La bendición de la humanidad llegó con la resurrección. Fue la promesa hecha tangible — hecha “carne” — de que la muerte no tiene poder sobre la vida. Pero fue también más que eso. La reaparición de Jesús tres días después de haber sido crucificado y enterrado puso en tela de juicio la validez misma de la muerte. No sólo desafió lo que había sido, y todavía hoy aparenta ser, el fin inevitable de la vida, sino que lo venció. Demostró que la muerte no sólo era menos poderosa que la vida, sino que era el mayor engaño. Y esa suprema exhibición de separación, en el caso de Jesús, ese deliberado esfuerzo por separarlo de sus seguidores, de su misión, de la vida y, en un sentido más profundo, de Dios, había fracasado totalmente.
¿Qué significó esto? Significó exactamente lo que había dicho Jesús, que su declaración: “Yo y el Padre uno somos” Juan 10:30., no era simplemente una afirmación; era la verdad. El probó que Dios nunca abandona al hombre y que el hombre, en realidad, nunca puede estar separado del abrazo de su divino Padre, Dios, que todo lo incluye. Padre e hijo, la Mente infinita y su idea infinita o imagen, están unidos para siempre. Y si la muerte, la forma más amenazante de separación, de hecho no tenía poder, ni tiene realidad, entonces tampoco lo tenían todas las indicaciones menores de separación: el odio, la enfermedad, el crimen, el egoísmo, las privaciones, y demás.
Las celebraciones religiosas de la Pascua conmemoran la cruz y la ascensión del Salvador. Más allá de ambas está la verdad espiritual. La Sra. Eddy lo describe así: “Si la Vida o el Alma y su representante, el hombre, se unen por un período y luego son separados como por una ley de divorcio, para que se los una nuevamente en alguna época futura e incierta y de una manera desconocida — y ésa es en general la opinión religiosa de la humanidad — quedamos sin prueba racional de inmortalidad. Pero el hombre no puede ser separado ni por un instante de Dios, si el hombre refleja a Dios. Por lo tanto, la Ciencia prueba que la existencia del hombre está intacta”.Ciencia y Salud, pág. 306.
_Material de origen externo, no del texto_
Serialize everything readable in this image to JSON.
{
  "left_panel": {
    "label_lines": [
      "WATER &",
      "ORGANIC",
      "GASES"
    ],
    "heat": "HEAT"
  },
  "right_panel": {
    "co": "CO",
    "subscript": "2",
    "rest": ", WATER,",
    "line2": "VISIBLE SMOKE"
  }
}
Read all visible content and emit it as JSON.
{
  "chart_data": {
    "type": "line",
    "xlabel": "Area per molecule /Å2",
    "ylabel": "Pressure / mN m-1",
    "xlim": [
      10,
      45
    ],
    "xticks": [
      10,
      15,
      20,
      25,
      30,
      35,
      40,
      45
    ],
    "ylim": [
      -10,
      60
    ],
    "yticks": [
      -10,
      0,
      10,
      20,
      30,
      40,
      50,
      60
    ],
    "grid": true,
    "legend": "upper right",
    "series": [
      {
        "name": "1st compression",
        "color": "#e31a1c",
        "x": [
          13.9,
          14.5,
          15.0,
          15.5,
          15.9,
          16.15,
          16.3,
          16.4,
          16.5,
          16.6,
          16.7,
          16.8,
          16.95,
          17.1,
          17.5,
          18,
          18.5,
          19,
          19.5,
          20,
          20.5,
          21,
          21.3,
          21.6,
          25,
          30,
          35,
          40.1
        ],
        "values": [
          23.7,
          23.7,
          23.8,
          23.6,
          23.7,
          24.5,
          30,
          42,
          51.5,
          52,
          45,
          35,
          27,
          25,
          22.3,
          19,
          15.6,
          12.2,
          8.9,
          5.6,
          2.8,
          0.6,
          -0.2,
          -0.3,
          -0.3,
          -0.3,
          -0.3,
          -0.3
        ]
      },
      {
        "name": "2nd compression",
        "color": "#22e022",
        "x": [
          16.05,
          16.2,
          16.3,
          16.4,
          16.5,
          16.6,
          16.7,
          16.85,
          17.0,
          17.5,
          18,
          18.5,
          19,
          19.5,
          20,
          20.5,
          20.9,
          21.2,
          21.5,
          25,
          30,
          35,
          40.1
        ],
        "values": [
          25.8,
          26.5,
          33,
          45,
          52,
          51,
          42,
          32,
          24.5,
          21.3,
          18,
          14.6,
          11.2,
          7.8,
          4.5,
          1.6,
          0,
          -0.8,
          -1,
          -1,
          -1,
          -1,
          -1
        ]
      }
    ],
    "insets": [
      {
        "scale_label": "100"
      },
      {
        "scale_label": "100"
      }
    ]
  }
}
La unidad del hombre con Dios es tan real ahora y para nosotros como lo fue para Jesús. Podemos enfrentar y sanar los síntomas más suaves de separación — falta de armonía, injusticias, hasta enfermedades — manteniéndonos firmes en la verdad de nuestra inseparabilidad de Dios. Probar nuestra unidad con El es una labor que se realiza paso a paso; pero comienza al negarnos diariamente a abandonar a Dios y la realidad del bien. A medida que lo hagamos empezaremos a sentir en muy modesto grado la resurrección, la superación de lo terrenal que el maestro Cristiano probó al más alto nivel. Entonces sabremos que Dios nunca nos desampara.